Zwischen den beiden der Sohn. Der Sohn verbindet. Ist der Sohn da, so gibt es keinen Tod. (AE S. 183) Eine Anspielung auf Christus, Gottes
Sohn und seine Wiederauferstehung? Es gibt keine Antwort darauf.
Patrice Van Eersel schätzt, dass Joseph „der erschütternde Vertreter
eines bescheidenen, menschlichen Jesus war, Freund der Armen und
Bettler, er selber jämmerlich, ehrlich seine unendliche Geringfügigkeit
bestätigend. Seine Ängste voll von Mitgefühl erlaubten ihm, die
richtige Bahn der Gespräche beizubehalten.“
Der Untergang Drei Monate später kommt Joseph ins
KZ. Er erhält eine Vorladung, sich zum Bahnhof von Keleti zu begeben,
wo die Züge zur Deportation warten. Alles ist angegeben: Die Zeit, der
Bahnsteig, der Wagon. Joseph flieht nicht, er geht seinem Schicksal
entgegen, aber am Vortag seiner Abreise sprechen alle Engel
nacheinander und dann zusammen. Sie enthüllen den vier Freunden den
Sinn ihrer Aufgabe und besiegeln so ihre Allianz mit diesen Versen: Die Stille ist das Haus des strahlenden Wortes, in dem die Liebe brennt. (AE S. 295) „Die Stille“ ist Joseph, „das Wort“ Hanna, „strahlend“ Gitta, „in dem die Liebe brennt“ Lili. Am 3. Juni 1944 begleitet Gitta Joseph zum Bahnhof, Hanna, zusammengebrochen, gelingt es nicht. Gitta sieht ihn in der Menge verschwinden, sehr würdig, seinen gelben Stern pflichtbewusst tragend mit einem kleinen Handkoffer. Derjenige, von dem Vera Székely (1), eine Schülerin Hannas, sagte er war „bezaubernd, so reif, so lustig, so ironisch, so kultiviert“ ging weg, nach Gittas Aussage „ohne jedes Zögern, gewachsen durch die Worte, die er 11 Monate lang durch den Mund seiner Frau gehört hatte“ Joseph wurde in ein Lager in Ungarn geschickt, von dem er es schaffte, zu fliehen.
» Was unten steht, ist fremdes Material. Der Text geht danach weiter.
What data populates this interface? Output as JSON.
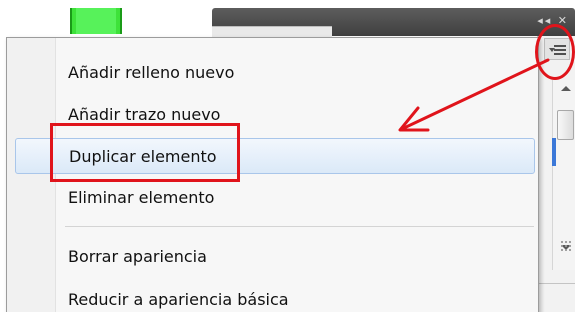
{
  "panel": {
    "header_controls": "◂◂ ✕",
    "menu_button_icon": "panel-menu-icon"
  },
  "menu": {
    "items": [
      {
        "label": "Añadir relleno nuevo"
      },
      {
        "label": "Añadir trazo nuevo"
      },
      {
        "label": "Duplicar elemento",
        "highlighted": true
      },
      {
        "label": "Eliminar elemento"
      },
      {
        "label": "Borrar apariencia"
      },
      {
        "label": "Reducir a apariencia básica"
      }
    ]
  },
  "annotations": {
    "color": "#e0141b"
  }
}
Eine Bauernfamilie nahm ihn auf. Aber nach einigen Tagen, er fürchtete um die Sicherheit dieser gastfreundlichen Familie, ging er freiwillig ins Lager zurück. Danach verliert sich jede Spur. Man weiss nicht, unter welchen Umständen er gestorben ist. Obwohl es in Budapest noch möglich war, den Nazis zu entfliehen, wählte Joseph freiwillig und ohne Widerstand, zu seinem Bestimmungsort zu gehen, von dem er mit Sicherheit wusste, dass er fatal war. Hanna, zusammen mit Lili erging es genau so fünf Monate später. Dieses Opfer hat Gitta ihr Leben lang zugesetzt. Sie erzählte von einem sonderbaren Traum, den das Paar hatte, als sie zu ihrer Studentenzeit in Deutschland nach Nürnberg zum Dürerfest fuhren: “Im mittelalterlichen Nürnberg lief Hanna verzweifelt einem Karren nach, auf dem Joseph gefesselt zur Hinrichtung geführt wurde. Joseph dagegen träumte die selbe Szene: er war auf einem Karren gefesselt und sah Hanna, die verzweifelt nachlief“ (AE S. 384). Schreckliche Vorahnungen, denen sie nicht entgehen konnten. Françoise Maupin (1) Vera Székely,
geborene Harsanyi (1919-1994) ist eine ungarische Künstlerin, die
zuerst Schwimmerin war. Sie wurde von Gitta Mallasz für die olympischen
Spiele 1936 in Berlin trainiert. Danach wurde sie, wie auch Pierre
Székely, ihr zukünftiger Mann, Hannas Schülerin. Während der Gespräche
in Budaliget wohnten sie in der Wohnung von Hannas Eltern in Budapest
und waren die ersten Leser dessen, was „die Antwort der Engel“ werden
sollte. Nach dem Krieg liessen sie sich in Frankreich nieder.